А Ольга — Савицкая, сама мягкость, воплощенное самоотвержение, а нежный цветок Ирина — Андреева!..
Кулыгин был лучшей ролью Вишневского. Под смешной, убогой наружностью «человека в футляре» он таил такую любовь, что становилось понятно, почему Маша не может бросить его: «Я доволен… я доволен. Маша — чудная женщина!»
Андрей — Лужский: мягкотелый интеллигент, способный, добрый и погибающий в обывательщине, как в болоте.
Наконец, как венец самоутверждающейся пошлости, великолепная Наташа — Лилина. Сперва — барышня, наивная как бутончик, чистотой своей прельстившая Андрея, а потом развернувшаяся вовсю провинциальная львица. Сцена, когда она едет кататься с любовником и так торопится, что не успевает застегнуть ботики, и, шаркая ногами, бежит в своей красной ротонде, но по дороге не забывает погасить свечи, чтобы даром не горели, останется непревзойденной.
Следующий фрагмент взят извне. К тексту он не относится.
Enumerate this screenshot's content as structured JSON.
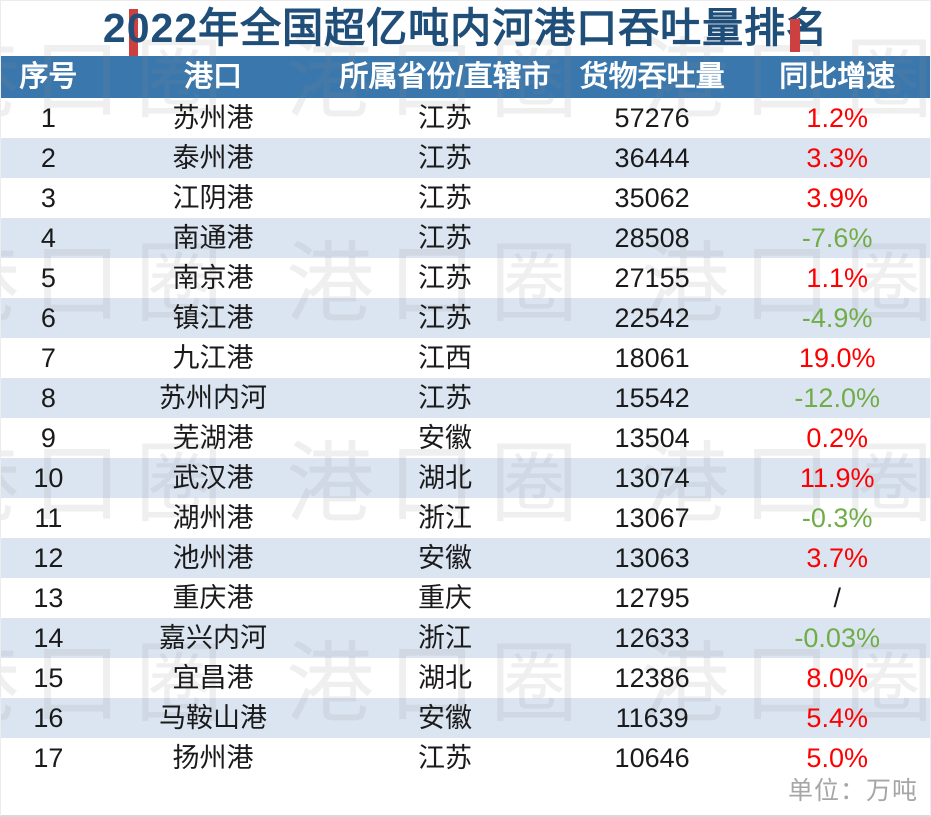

Каждый актер, каждый шаг, каждая фраза были шедеврами правды. Станиславский словно втащил на сцену все, что было правдой жизни, загребая ее полными руками, как советует Гёте.
Как много лет спустя в прелестной сказке Метерлинка «Синяя птица» на сцене заговорили Свет, Сахар, Хлеб, Кот, Пес, так задолго до этого у Станиславского на сцене ожили и заговорили и вещи, и бессловесные люди.
Я не могу писать здесь о всех постановках Художественного театра, виденных мною, но хочу упомянуть о следующем этапе его — о пьесе Горького «На дне».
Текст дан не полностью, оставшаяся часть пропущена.